Für Deleuze und Guattari hat ein schizophrener Patient nicht den Kontakt zur Lebenswelt verloren, sondern steht „dem schlagenden Herzen der Realität am nächsten“.[11] Hierdurch wird der Bogen zu Raus natürlicher Selbstverständlichkeit und Blankenburgs common sense geschlagen. Deleuze und Guattari stehen dem common sense, den sie als charakteristisch für Imitation betrachten, sehr kritisch gegenüber und kritisieren „ein Bild des Denkens, das die Entwicklung einer ‚allgemeinen Idee‘ als Ziel festlegt (kategorisches Denken).“ Eine solche Imitation führt zu einem Prozess des „Gleich-werdens“, welches durch einen allgemeinen Konsens bestimmt, was “ist”, und nicht durch die endlosen Möglichkeiten dessen, was sein könnte. Im Gegensatz dazu ist „Anders-werden“ eine Aufhebung etablierter Konventionen und automatisierter Stimulus-Antwort-Schaltkreise.[12] In dieser flüchtigen Aufhebung kann Unbestimmtheit verankert werden. Mit anderen Worten: Anstatt sich der baumartigen Dichotomie der Imitation zu fügen (Gleich-werden) und sich damit den Wünschen und Anforderungen der etablierten Ordnung zu unterwerfen, ist ein rhizomatischer Ansatz greifbar – die Phänomene, welche ein Körper[13] erlebt oder sich vorstellt, aus dem Gesichtspunkt seiner potentiellen Dynamik zu deuten, außerhalb jeglicher determinierter Zustände (Anders-werden, ein organloser Körper).
Deleuze und Guattari verankerten diese Ablehnung von common sense in ihrem eigenen therapeutischen Ansatz der Schizoanalyse und indirekt in dem der Institutionellen Psychotherapie.[14] Somit werden alternative Verständniswege ermöglicht: Die Symptome werden in einem allgemeineren sozialen und historischen Kontext betrachtet.
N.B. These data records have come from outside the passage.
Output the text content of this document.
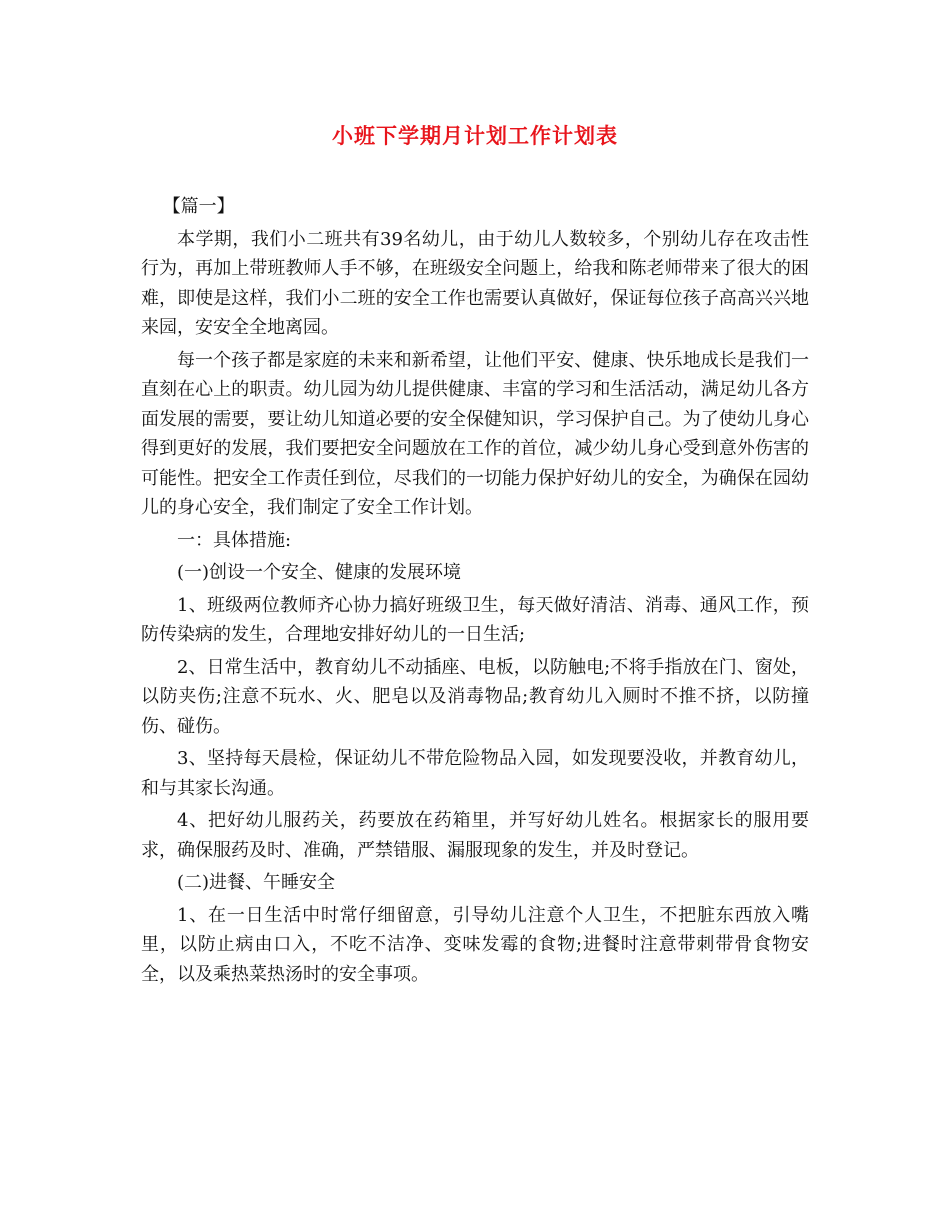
小班下学期月计划工作计划表

【篇一】

本学期，我们小二班共有39名幼儿，由于幼儿人数较多，个别幼儿存在攻击性行为，再加上带班教师人手不够，在班级安全问题上，给我和陈老师带来了很大的困难，即使是这样，我们小二班的安全工作也需要认真做好，保证每位孩子高高兴兴地来园，安安全全地离园。

每一个孩子都是家庭的未来和新希望，让他们平安、健康、快乐地成长是我们一直刻在心上的职责。幼儿园为幼儿提供健康、丰富的学习和生活活动，满足幼儿各方面发展的需要，要让幼儿知道必要的安全保健知识，学习保护自己。为了使幼儿身心得到更好的发展，我们要把安全问题放在工作的首位，减少幼儿身心受到意外伤害的可能性。把安全工作责任到位，尽我们的一切能力保护好幼儿的安全，为确保在园幼儿的身心安全，我们制定了安全工作计划。

一：具体措施:

(一)创设一个安全、健康的发展环境

1、班级两位教师齐心协力搞好班级卫生，每天做好清洁、消毒、通风工作，预防传染病的发生，合理地安排好幼儿的一日生活;

2、日常生活中，教育幼儿不动插座、电板，以防触电;不将手指放在门、窗处，以防夹伤;注意不玩水、火、肥皂以及消毒物品;教育幼儿入厕时不推不挤，以防撞伤、碰伤。

3、坚持每天晨检，保证幼儿不带危险物品入园，如发现要没收，并教育幼儿，和与其家长沟通。

4、把好幼儿服药关，药要放在药箱里，并写好幼儿姓名。根据家长的服用要求，确保服药及时、准确，严禁错服、漏服现象的发生，并及时登记。

(二)进餐、午睡安全

1、在一日生活中时常仔细留意，引导幼儿注意个人卫生，不把脏东西放入嘴里，以防止病由口入，不吃不洁净、变味发霉的食物;进餐时注意带刺带骨食物安全，以及乘热菜热汤时的安全事项。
Deleuze und Guattari heben die Unterdrückung des Wunsches in kapitalistischen Gesellschaften hervor, wo es als Kommodität, als Wunsch für das, was einem fehlt, betrachtet wird. Folglich führt der common sense von Angebot und Nachfrage zu einem absurden Kampf um Bevorratung infolge imaginierter Engpässe. Ein rhizomatisches Verständnis des Wunsches lehnt die Prämisse ab, dass etwas fehlt, und konzentriert sich stattdessen auf Erfindung oder aktive Schöpfung (Wunschproduktion). Aber um zu erfinden oder zu erschaffen muss der zähmende Effekt des common sense überwunden werden. Wenn man sich über die Bevorratung lustig macht und stattdessen versucht, das Erwünschte aus der Luft zu zaubern, könnte der vom common sense diktierte absurde Kampf tatsächlich überwunden werden – jedoch würden unzählige neue Probleme entstehen. Diese erfinderische Lösung spricht nicht nur von individuellem Wahnsinn; es sagt auch viel über die Bedingungen und überflüssigen Bedürfnisse in unserer kapitalistischen Gesellschaft aus. Deleuze und Guattari glaubten, dass diese kreative Energie in der Schizophrenie entsteht und versuchten, solche Wunschströme durch Schizoanalyse zu verstehen.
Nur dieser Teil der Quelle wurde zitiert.